Fundamental Forecast for the Japanese Yen: Neutral
- Markets are testing BOJ resolve even as cautious reflation emerges
- Yen may fall on firmly dovish BOJ stance, threat of greater stimulus
- Read our Q3 forecast to see what will drive longer-term Yen trends
What do retail traders’ buy sell decisions say about the Yen price trend? Find out here.
The Yen finds itself at something of a crossroads as the Bank of Japan mulls competing economic trends ahead of next week’s monetary policy announcement. On one hand, policymakers’ steadfast commitment to an ultra-dovish posture even as growth gathers steam seems to have finally created the backdrop for reflation. On the other, the central bank’s tactics may be starting to look self-defeating.
Japanese economic activity trends seemed to turn a corner in the fourth quarter of 2016, with the rate of expansion across the nonfarm sector (manufacturing and services) steadily accelerating thereafter. Not surprisingly, local stocks have risen in tandem, seemingly reflecting better earnings prospects.
The BOJ’s refusal to entertain tightening even against this backdrop has kept the currency firmly locked in as a funding currency, meaning optimistic investors are happy to borrow cheaply in Yen terms to buy higher-returning assets. That has meant depreciation, which has in turn helped boost inflation. Indeed, growth pickup over the past 9 months has been accompanied by a rise in the BOJ’s target core CPI gauge.
However, the markets have their own tightening mechanisms at play. The risk-on mood has translated into capital flows out of the safety of government bonds (JGBs), pushing yields higher alongside share prices. In an apparent bid to prevent this increase in borrowing costs from snuffing out reflation, the BOJ committed to capping the rate on the benchmark 10-year JGB near 0 percent.
The markets are now testing the central bank’s resolve. On July 7, it was forced to intervene with its first large fixed-rate bond purchase offering in five months as the 10-year rate hit the highest level since February. If policymakers are to sustain the nascent reflationary trend, they will need to convince markets of their wherewithal to contain borrowing costs as faster growth and a weaker Yen do their work.

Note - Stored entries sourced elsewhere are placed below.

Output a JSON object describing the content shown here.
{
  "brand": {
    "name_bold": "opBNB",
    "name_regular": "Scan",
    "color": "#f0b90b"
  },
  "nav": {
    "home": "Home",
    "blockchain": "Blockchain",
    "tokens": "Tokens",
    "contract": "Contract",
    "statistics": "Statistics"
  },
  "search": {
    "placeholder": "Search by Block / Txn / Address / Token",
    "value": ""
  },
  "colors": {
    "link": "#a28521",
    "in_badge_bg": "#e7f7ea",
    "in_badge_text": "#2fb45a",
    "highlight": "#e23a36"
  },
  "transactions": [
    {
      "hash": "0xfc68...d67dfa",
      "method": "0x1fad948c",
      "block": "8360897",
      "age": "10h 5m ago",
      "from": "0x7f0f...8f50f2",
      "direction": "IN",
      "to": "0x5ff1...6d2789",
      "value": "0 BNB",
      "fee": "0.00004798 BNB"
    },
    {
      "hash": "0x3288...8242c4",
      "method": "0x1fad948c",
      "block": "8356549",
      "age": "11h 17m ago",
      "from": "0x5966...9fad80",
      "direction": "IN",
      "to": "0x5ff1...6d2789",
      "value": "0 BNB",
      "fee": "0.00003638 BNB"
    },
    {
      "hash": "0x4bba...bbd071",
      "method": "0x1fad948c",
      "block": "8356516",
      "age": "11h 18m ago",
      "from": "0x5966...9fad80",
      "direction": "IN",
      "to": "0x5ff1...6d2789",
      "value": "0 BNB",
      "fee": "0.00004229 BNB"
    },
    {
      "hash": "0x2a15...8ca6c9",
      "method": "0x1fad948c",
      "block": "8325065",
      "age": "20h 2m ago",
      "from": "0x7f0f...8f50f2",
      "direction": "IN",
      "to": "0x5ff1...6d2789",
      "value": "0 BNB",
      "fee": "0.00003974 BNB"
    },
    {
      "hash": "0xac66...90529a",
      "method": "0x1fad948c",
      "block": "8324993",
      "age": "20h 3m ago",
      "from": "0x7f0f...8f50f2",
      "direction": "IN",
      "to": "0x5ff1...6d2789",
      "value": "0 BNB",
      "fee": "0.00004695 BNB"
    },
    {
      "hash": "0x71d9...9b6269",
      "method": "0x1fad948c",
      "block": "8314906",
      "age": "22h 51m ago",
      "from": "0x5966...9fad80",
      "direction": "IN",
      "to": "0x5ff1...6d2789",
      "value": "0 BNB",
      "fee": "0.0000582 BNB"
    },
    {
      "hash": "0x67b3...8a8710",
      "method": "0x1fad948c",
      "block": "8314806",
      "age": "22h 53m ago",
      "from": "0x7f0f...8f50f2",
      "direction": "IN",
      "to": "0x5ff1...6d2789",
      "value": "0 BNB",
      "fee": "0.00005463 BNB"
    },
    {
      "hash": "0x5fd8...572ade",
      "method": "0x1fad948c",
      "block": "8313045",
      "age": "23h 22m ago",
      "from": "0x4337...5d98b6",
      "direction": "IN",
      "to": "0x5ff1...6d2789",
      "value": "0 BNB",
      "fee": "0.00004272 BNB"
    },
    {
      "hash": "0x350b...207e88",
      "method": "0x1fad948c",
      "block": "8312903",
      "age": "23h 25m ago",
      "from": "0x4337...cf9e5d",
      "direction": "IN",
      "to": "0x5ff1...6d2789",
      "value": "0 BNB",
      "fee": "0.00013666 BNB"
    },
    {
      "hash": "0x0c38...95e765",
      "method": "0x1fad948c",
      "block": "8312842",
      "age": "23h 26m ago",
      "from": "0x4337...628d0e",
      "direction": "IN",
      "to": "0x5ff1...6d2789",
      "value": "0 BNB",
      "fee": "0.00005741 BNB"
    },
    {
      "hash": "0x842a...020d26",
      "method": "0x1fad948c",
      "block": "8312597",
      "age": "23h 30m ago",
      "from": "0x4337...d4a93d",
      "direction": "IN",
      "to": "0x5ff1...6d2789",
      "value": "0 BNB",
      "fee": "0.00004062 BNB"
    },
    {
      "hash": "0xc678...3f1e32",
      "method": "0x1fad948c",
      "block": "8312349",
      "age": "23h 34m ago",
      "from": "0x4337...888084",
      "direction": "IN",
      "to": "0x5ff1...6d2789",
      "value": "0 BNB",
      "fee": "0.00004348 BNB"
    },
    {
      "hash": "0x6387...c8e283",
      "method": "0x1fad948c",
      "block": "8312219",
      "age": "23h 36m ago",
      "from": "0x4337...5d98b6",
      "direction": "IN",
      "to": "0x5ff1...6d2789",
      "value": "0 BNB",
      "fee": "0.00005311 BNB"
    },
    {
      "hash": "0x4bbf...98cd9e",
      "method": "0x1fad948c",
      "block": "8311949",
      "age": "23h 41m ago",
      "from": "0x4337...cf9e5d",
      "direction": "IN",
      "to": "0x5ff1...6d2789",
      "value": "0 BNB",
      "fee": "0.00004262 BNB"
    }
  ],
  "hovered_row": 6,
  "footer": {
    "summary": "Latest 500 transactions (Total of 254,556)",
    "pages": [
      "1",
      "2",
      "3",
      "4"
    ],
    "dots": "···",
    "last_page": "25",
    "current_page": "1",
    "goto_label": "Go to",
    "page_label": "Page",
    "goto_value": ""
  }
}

A small step in this direction may be to downgrade inflation expectations even as the GDP growth forecast is nudged higher. The BOJ has tiptoed in this direction since the beginning of the year however and the latest need for intervention suggests the approach is insufficiently potent. The appearance of a global tightening push, with the likes of the BOE and ECB seemingly near a turning point, may further undercut it.
On balance, this means the BOJ may need to resort to heavier artillery. Recently disappointing economic news-flow may have defused the need an immediate shake-up of the policy mix, deflating the risk-on swell a bit dialing back upward pressure on bond yields. Signaling the clear prospect of stimulus expansion seems necessary however. In fact, a status-quo announcement may well result in unhelpful Yen gains.